Video: GRUPTAN TERAPİ KATILIMCILARINDAN AYRILAN. BÖLÜM 1

Video: GRUPTAN TERAPİ KATILIMCILARINDAN AYRILAN. BÖLÜM 1
Video: Çilem Hangi Çocukluk Dönemine Dönmek İstiyor? - Paylaş Benimle 1. Bölüm 2024, Mayıs
GRUPTAN TERAPİ KATILIMCILARINDAN AYRILAN. BÖLÜM 1
GRUPTAN TERAPİ KATILIMCILARINDAN AYRILAN. BÖLÜM 1
Anonim

Başta yeni başlayanlar olmak üzere önde gelen birçok psikoterapi grubu için gruptan ayrılmak kadar rahatsız edici bir sorun yoktur.
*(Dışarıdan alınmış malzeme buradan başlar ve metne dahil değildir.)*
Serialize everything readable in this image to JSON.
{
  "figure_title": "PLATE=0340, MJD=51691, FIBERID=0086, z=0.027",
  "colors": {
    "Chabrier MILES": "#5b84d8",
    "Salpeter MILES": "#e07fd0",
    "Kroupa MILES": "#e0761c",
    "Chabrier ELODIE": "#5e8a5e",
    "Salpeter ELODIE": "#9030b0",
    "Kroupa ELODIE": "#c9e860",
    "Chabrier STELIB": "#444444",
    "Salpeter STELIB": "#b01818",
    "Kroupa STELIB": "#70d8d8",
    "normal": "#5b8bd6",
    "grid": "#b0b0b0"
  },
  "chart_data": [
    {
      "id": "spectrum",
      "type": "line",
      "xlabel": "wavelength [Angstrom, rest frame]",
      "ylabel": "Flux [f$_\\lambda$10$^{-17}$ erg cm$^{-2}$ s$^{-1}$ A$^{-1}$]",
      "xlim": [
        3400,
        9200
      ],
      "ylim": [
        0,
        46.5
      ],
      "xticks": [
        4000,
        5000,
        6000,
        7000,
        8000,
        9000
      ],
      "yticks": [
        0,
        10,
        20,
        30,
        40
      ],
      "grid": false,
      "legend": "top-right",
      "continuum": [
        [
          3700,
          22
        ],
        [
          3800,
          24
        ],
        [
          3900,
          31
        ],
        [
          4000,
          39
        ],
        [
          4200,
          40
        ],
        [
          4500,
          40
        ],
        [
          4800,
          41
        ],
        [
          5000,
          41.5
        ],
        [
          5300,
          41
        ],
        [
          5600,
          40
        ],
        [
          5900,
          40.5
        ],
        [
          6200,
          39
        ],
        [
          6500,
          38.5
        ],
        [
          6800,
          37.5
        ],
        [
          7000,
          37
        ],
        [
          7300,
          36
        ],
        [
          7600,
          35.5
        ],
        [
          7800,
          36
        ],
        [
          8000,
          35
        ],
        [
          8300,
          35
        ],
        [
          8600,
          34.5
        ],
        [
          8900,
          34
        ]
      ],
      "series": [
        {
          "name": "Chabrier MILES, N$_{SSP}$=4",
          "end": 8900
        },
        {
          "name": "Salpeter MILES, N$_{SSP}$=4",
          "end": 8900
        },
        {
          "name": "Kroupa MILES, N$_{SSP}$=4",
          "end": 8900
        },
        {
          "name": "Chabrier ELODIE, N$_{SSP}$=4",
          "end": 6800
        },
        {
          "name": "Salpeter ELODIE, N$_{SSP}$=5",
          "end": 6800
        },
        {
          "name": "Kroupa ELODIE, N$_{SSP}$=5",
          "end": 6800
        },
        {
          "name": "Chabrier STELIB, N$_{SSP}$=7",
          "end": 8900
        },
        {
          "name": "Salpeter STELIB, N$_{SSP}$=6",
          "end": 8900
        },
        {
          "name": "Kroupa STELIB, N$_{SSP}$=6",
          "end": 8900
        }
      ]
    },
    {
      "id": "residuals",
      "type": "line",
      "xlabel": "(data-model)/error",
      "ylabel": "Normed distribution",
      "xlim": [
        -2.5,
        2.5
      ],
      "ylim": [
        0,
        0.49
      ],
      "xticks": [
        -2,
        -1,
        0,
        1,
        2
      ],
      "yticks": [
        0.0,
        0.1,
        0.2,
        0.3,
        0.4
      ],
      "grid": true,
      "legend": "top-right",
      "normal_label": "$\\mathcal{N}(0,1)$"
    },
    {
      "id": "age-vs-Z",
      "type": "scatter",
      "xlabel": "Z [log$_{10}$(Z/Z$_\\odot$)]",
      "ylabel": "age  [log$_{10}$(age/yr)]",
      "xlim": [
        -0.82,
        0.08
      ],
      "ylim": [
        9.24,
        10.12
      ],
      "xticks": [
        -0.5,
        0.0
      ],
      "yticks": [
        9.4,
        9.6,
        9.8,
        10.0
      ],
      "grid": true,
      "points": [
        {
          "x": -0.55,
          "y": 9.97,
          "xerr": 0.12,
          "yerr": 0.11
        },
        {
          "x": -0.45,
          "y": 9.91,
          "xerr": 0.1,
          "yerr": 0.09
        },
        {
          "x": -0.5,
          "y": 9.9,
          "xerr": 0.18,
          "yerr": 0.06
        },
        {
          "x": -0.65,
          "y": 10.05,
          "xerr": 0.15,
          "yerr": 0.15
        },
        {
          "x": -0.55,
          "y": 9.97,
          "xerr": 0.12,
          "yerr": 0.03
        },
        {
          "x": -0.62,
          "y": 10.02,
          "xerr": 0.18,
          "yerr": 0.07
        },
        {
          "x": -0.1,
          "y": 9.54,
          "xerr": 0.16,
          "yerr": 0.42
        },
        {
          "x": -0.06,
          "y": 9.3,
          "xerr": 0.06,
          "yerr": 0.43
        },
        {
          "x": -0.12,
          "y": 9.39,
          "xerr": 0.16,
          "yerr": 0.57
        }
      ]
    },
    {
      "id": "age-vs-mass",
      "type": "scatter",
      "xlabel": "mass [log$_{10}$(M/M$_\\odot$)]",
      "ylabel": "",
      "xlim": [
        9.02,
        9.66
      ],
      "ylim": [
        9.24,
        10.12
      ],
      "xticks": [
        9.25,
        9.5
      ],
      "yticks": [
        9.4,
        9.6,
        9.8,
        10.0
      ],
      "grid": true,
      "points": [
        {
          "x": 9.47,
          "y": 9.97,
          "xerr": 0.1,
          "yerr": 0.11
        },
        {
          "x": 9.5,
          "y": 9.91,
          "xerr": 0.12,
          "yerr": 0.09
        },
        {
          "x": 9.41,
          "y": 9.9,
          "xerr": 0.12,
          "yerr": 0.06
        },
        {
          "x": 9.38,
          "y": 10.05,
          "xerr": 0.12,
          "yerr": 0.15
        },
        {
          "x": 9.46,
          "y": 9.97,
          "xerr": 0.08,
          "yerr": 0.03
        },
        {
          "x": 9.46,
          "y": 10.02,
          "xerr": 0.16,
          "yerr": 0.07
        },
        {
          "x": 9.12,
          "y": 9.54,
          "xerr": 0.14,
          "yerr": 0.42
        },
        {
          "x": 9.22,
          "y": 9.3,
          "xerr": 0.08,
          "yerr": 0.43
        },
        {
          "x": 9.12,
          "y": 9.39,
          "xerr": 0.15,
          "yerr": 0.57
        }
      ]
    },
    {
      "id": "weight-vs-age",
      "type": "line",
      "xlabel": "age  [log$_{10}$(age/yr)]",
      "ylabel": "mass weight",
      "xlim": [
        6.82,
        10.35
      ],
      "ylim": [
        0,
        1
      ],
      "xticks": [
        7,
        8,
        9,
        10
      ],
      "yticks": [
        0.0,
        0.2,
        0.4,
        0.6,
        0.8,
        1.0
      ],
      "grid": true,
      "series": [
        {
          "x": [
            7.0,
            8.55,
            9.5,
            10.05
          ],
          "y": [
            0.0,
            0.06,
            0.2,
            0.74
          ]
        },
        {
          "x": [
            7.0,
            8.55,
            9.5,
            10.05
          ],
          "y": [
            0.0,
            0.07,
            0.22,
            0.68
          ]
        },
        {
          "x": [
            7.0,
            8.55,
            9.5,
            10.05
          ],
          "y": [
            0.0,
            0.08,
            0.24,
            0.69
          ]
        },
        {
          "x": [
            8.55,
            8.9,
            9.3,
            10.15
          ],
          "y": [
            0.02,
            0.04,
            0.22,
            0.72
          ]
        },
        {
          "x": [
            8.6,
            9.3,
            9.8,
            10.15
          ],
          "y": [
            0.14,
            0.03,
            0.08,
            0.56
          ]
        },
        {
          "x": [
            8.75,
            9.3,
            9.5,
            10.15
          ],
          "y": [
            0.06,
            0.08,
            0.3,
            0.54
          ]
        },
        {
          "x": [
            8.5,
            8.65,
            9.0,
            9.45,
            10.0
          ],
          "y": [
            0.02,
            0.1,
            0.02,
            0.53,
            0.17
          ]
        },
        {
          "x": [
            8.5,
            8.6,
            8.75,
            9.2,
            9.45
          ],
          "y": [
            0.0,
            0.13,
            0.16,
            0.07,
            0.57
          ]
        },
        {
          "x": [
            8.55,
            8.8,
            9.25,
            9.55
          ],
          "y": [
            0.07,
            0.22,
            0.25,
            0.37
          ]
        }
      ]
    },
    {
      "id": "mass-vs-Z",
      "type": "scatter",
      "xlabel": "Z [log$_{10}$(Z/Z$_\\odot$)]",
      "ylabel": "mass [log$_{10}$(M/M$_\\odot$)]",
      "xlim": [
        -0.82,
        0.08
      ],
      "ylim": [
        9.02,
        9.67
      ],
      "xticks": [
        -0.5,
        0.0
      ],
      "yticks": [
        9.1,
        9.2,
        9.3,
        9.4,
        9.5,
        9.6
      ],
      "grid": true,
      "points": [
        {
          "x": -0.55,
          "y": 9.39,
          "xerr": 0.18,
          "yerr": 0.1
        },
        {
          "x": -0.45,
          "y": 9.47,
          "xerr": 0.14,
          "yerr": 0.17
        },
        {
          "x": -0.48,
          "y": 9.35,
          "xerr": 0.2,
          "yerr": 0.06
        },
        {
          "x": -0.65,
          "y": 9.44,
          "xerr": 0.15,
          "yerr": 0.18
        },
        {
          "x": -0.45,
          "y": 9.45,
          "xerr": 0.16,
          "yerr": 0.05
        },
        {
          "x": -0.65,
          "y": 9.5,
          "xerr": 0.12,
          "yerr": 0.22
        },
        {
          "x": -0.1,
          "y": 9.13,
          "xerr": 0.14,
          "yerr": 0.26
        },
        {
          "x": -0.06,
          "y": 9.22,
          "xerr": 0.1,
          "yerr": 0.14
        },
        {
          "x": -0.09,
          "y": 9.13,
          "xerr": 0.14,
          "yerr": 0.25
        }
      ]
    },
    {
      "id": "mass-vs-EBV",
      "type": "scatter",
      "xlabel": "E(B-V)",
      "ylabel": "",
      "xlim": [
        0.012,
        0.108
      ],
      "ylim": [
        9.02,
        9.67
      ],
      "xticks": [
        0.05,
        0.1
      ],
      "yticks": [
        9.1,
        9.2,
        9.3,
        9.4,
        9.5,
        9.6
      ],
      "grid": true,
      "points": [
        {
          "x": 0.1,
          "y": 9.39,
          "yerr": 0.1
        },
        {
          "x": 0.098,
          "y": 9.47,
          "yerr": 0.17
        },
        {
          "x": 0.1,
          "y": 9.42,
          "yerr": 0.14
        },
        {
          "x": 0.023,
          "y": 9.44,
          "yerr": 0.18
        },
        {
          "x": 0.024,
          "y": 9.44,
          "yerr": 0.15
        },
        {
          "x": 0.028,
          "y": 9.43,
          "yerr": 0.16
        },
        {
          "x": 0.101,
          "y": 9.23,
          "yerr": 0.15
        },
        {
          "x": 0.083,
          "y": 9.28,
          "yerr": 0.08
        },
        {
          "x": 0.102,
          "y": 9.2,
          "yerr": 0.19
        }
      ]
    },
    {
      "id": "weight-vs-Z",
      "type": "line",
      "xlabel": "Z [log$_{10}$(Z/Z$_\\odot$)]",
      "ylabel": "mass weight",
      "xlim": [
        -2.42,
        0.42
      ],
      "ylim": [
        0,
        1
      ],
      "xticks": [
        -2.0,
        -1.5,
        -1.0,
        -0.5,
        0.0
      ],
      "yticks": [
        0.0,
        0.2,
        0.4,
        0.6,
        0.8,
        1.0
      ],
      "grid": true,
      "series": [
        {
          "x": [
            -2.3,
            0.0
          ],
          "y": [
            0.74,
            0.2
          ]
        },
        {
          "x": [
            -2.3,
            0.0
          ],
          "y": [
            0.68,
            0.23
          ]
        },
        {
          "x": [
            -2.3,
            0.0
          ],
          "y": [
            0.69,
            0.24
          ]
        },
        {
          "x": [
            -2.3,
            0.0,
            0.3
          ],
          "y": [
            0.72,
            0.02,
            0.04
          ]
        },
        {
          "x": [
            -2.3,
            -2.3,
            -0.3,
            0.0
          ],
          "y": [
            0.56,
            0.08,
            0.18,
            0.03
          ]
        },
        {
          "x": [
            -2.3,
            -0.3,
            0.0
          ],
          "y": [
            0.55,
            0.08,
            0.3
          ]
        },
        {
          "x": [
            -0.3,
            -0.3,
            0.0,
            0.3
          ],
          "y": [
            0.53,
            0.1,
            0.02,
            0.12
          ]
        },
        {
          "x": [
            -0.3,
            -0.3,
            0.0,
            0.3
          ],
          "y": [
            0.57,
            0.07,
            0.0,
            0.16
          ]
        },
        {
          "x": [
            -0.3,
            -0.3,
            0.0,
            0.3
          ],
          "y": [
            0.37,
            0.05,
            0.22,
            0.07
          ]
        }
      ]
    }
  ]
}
Aynı zamanda gruptan ayrılmak sadece kaçınılmaz değil, aynı zamanda grup uyumunun oluşumuna eşlik eden eleme sürecinin de gerekli bir parçasıdır.

Grupta belirli bir dekompanzasyon mekanizması çalışmalıdır: seçim sürecindeki hatalar kaçınılmazdır; yeni gelenlerin hayatında beklenmedik olaylar meydana gelir; Grupta uyumsuzluk gelişir.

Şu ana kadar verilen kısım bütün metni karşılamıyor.